Ø  Penutupan Ekspor Rotan
Indonesia terus membenahi berbagai kebijakan yang melindungi hulu dan hilir rotannya. Pemerintah  mengeluarkan 5 paket kebijakan bersamaan untuk memperbaiki kondisi yang terjadi pada industri hulu dan hilir rotan Indonesia pada tahun 2009-2011. Kebijakan tersebut antaralain :
a)      Peraturan Menteri Perdagangan No. 35/M-DAG/PER/11/2011
Mengevaluasi kondisi industri furnitur rotanya pada tahun 2011. Indonesia mengeluarkan kebijakan proteksi untuk melindungi  industri hilirnya agar berkembang kembali.
b)     Peraturan Menteri Perindustrian No. 90/M-IND/PER/11/2011
Dalam peraturan Menteri Penindustrian dijelaskan peta panduan yang merupakan dokumen perencanaan nasional yang memuat sasaran, strategi dan kebijakan, serta program/rencana aksi pengembangan klaster industri furnitur untuk periode 5 tahun.

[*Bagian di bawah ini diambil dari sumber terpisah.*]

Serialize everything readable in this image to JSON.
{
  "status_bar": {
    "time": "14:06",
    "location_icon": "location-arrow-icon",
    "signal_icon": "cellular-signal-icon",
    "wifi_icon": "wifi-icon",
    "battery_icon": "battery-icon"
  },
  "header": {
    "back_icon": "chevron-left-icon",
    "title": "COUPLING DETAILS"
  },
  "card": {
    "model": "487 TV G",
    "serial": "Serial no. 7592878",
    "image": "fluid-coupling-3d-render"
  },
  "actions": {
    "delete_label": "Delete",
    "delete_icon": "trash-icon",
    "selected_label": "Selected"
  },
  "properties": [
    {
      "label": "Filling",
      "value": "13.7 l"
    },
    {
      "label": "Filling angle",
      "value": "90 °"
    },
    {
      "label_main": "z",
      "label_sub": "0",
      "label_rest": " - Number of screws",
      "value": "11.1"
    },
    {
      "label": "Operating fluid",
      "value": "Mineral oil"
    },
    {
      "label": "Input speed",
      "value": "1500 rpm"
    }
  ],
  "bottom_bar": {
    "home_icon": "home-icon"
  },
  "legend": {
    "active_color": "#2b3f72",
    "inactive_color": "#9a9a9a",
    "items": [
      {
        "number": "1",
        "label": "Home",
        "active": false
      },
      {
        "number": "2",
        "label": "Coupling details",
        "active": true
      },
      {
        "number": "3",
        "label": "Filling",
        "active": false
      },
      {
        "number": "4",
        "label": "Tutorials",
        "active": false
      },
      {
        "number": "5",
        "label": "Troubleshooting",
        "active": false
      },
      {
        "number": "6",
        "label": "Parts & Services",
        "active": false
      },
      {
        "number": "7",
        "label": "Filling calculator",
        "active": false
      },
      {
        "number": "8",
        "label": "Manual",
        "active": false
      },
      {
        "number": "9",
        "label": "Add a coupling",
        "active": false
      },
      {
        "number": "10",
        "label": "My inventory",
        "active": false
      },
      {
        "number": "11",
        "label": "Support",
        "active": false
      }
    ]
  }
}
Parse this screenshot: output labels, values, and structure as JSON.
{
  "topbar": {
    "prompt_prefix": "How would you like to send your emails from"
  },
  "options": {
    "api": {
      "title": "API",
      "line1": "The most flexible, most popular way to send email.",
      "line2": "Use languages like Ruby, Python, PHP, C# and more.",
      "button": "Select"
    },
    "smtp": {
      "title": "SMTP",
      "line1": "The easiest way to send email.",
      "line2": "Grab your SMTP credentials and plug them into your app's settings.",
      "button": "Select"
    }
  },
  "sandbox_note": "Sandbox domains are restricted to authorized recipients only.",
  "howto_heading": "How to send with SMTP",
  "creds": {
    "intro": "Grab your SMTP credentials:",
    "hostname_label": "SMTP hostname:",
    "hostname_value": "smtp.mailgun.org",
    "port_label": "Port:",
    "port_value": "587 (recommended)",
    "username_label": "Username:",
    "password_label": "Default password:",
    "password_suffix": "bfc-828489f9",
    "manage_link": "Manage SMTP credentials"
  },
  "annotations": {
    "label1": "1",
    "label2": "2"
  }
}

Program aksi pengembangan klaster tersebut adalah program penyelamatan untuk jangka pendek tahun 2012, program pemulihan untuk jangka menengah 2013-2014, program pertumbuhan yang berkelanjutan untuk jangka panjang 2015 dan seterusnya.
c)      Peraturan Menteri Perdagangan No. 37/M-DAG/PER/11/2011
Penyelenggaraan sistem resi gudang ini diatur dalam permendag No. 37/M-DAG/PER/11/2011. Dalam permendag ini disebutkan bahwa sistem resi gudang adalah kegiatan yang berkaitan dengan penerbitan, pengalihan, penjaminan dan penyelesaian transasi resi gudang. Sedangkan resi gudang adalah dokumen bukti kepemilikan atas barang yang disimpan di gudang.